Tuesday, September 5, 2006

The Accidental Expert

So about a month ago I got sucked into this project. They needed help and the only way we were going to come close to the deadline was if I jumped in and helped get the actual implementation working. My role up that point was simply advisory -- assist in design and architecture. The reality is that I never claimed to be the subject matter expert, and I saw my role as rather temporary, to lend a hand to a project in jeopardy.

Well the project is pretty much on track now (after three 65+ hour weeks), and they are in bug fix mode. The project is in test, and the original developers have a list of outstanding issues to fix, but they are essentially edge cases and there is little left of significant risk. That said, I figured I would be moving on to something else now -- get back to the mainline development I was doing before I got pulled away.

I was informed today that this is going to be my project through the end of the year. Now that the core functionality is in place, I have been asked to start the second phase of feature development to make the product have everything necessary to sell to a wide audience. This means mapping out the new functionality and expanding the framework to do more that the bare minimum required to say the product works. It means extending the product from proof-of-concept to production.

My initial reaction was surprise. I really hadn't considered staying on this project for longer than would be necessary to get it to a stable point. While I have been driving the project for the last month, making design decisions and defining the development work items for the other developers, I had not really taken the time to learn about SQL Server. I spents days in front of MSDN and TechNet solving problems and answering questions about a product I never really took the time to understand.

Surely there must be someone more qualified than me to do this? I just came on to help out in a crunch.
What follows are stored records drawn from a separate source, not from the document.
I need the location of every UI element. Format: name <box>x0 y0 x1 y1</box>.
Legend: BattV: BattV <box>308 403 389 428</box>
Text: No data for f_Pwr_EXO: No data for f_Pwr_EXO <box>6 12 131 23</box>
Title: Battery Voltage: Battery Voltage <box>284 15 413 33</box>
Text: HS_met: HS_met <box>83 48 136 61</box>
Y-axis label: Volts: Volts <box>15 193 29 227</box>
Unfortunately the answer is 'no'. I inadvertently became the resident expert on all things SQL Server.

I'm not against the idea in principle. It is good business for me to embrace the project and see it through to General Availability. But if I'm going to make this my full time responsibility, then I guess I should learn something about SQL Server.

So I bought a book tonight.

The upside is that having read about 100 pages of the book tonight, I now have a MUCH better idea of what we have been trying to accomplish from a user standpoint. I can see the pitfalls the product is trying to address. And I can see potential things we can do to make the whole process better. Up to this point, I had been tunnel-visioned on getting the product stabilized, not giving much attention to the high level goals.

It could be interesting - I can make this thing kick ass.

In other news, I bought a couch on Saturday. It will be delivered this upcoming Saturday. And I took advantage of work closing early on Friday to get my New York driver's license.